Sean McBride, a coach for the Homewood Soccer Club and Homewood High School, has decades of experience both on and off the field.

“Growing up in Scotland, [soccer] is all the kids did,” he said. “You started playing with your school teams, and then your youth clubs, and if you’re lucky enough you start getting involved with the pro teams.”

McBride was one of the lucky ones to turn professional, and since then, he has passed on his passion for soccer to the younger generations of Homewood by coaching for the past 20 years.

Originally an offshoot of the Parks and Recreation Department, the Homewood Soccer Club started growing when department members convinced former coach/director David Putman that soccer should become its own program in 2007. Around that time, the Homewood Soccer Club found its home along Lakeshore Drive after more than 60 families attended a Feb. 14 city council meeting in support of the program. Putman refers to that meeting as “The Battle of Valentine’s Day.”

The Homewood Soccer Club, now a state corporation, has continued to grow ever since by keeping the cost of the program low and the passion for the sport high.

“The playing level has gotten better and better each year, and that comes from the coaches,” McBride said. “I think the fact that there’s a lot of coaches who have been at the club for multiple years is helpful.”

It just so happens that some of his fellow coaches have really been with Homewood Soccer since they played for the club when they were younger, he said. 

“I started playing in the Patriot program, the real little kids,” said Julian Kersh, one of four coaches who previously played in the club and now coaches the younger athletes.
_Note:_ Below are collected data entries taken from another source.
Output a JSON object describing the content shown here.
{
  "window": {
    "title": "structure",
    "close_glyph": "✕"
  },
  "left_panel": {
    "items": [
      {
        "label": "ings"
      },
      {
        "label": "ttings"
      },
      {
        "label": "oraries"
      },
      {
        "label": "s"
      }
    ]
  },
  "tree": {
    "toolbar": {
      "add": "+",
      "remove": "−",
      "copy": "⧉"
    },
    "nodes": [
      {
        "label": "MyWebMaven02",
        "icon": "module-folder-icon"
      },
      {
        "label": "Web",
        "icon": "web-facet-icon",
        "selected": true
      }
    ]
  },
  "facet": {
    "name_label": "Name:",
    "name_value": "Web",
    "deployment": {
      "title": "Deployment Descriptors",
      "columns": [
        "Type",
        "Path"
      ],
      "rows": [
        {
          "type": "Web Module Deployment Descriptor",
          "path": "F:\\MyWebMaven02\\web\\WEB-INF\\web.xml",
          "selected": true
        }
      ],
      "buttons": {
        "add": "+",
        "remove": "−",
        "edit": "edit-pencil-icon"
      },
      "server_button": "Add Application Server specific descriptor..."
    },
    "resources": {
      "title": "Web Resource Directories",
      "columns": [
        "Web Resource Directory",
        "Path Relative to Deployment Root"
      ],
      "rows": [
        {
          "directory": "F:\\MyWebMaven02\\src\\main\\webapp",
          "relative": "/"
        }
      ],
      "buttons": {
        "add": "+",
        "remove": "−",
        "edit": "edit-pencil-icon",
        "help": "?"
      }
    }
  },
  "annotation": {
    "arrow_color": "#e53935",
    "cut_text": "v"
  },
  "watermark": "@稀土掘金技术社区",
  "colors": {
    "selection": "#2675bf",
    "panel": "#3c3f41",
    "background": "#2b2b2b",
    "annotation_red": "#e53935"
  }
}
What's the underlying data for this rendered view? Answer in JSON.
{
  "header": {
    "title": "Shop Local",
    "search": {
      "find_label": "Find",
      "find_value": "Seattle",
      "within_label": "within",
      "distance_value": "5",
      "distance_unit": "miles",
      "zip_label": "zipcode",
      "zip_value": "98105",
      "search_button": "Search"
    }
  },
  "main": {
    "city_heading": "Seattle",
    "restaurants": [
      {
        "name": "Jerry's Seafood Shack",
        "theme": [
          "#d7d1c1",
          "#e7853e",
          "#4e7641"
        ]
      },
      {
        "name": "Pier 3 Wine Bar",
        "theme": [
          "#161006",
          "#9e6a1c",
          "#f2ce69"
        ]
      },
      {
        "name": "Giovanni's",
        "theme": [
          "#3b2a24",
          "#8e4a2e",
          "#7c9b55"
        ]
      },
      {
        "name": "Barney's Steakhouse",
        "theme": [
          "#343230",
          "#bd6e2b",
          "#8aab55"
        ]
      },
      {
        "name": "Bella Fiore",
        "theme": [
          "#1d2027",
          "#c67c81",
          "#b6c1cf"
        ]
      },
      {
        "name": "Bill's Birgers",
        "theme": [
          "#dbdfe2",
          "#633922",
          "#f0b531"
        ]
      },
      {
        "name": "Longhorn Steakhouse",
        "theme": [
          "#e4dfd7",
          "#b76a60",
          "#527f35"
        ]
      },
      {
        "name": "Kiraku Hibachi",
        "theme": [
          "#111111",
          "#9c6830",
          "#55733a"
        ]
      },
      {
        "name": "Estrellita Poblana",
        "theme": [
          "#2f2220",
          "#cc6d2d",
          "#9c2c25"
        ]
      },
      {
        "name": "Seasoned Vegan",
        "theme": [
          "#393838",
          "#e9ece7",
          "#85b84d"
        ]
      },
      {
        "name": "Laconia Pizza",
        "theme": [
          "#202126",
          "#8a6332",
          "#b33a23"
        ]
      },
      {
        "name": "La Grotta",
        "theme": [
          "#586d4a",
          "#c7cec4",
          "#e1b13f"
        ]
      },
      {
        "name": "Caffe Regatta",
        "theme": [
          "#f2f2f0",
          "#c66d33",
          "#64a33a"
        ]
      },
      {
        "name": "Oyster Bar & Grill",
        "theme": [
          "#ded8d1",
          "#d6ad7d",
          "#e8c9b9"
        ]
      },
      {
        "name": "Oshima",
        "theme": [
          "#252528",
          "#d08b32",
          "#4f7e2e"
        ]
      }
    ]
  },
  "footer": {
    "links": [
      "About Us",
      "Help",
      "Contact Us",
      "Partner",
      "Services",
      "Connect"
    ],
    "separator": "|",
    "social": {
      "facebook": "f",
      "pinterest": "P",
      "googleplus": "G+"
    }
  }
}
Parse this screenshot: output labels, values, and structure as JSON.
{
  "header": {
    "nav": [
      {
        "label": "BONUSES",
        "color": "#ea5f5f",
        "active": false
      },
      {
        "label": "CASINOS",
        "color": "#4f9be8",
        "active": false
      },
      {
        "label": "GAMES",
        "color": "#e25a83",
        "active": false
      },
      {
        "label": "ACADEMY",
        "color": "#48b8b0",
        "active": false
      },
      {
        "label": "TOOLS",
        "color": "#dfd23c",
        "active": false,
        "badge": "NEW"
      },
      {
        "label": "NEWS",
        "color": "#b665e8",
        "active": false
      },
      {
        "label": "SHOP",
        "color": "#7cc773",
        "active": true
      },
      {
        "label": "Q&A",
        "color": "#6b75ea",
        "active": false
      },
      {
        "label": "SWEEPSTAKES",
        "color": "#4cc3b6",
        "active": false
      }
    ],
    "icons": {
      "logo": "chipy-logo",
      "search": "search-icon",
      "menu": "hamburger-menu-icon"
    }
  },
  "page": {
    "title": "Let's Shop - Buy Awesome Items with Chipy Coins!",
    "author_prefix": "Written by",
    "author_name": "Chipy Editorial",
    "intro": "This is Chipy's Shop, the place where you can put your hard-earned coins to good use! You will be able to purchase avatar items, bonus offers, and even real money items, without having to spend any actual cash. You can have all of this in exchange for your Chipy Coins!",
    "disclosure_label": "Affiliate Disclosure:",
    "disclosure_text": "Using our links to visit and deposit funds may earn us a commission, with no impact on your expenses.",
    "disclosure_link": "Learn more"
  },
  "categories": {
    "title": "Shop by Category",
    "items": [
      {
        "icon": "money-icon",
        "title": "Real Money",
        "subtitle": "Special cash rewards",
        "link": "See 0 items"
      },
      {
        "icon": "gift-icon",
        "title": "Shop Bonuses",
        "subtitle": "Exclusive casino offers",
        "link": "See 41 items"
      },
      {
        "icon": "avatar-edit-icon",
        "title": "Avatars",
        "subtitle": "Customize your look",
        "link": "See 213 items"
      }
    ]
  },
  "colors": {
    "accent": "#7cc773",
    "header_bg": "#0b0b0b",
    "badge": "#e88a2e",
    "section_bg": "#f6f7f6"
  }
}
Kersh, along with coaches Ian Cavanaugh, Tevin Fowler and Rob Dominguez, competed for the Homewood Soccer Club when it was still run by the city’s Parks and Recreation Department. 

Now, Kersh is back with some of his former teammates, and he also helps coach the boys high school team, whose success is affiliated with the club program. 

“That’s the rewarding thing, is seeing kids like Julian starting the program and graduating high school and coming back,” McBride said. “It makes you feel like you’ve done something right, to see how they’ve grown into the men that they are and see the respect they have from these kids.”

Some of the boys that Kersh and McBride coach on the high school team also started their soccer career at the Homewood Soccer Club.

“You develop a relationship with these kids, and you want them to be successful,” Kersh said of his club and high school athletes. “It’s really nice to see kids … see them come from 10, 11 years old, to come to the JV team and the varsity team.”

Because the newest generation of soccer coaches in the club is close in age to its players, McBride said they have the opportunity to create a bond with them and instill the respect, discipline and a balanced student-athlete lifestyle they were taught, while keeping it fun.

“They have this love of the sport, and they’re going to have it until they’re my age, and past it,” McBride said. “You have that bond with them; they know they can always come back.”

Although the role Kersh and some of his fellow coaches have in the program has flipped, he still tries to pass on the love of the sport he acquired during practices and keep the fun alive during games.

“You can’t make it too strict because their passion is still budding, and you don’t want to step on that,” he said. He also acknowledges that he is now a mentor-figure and role model in his players’ lives, something that McBride was once, and still is, for him. 

“There’s just a unique sort of bond [in team sports],” Kersh said. “I always thought, if I could be the Sean McBride for someone else as he was to me, then I think it would be remarkably fulfilling.”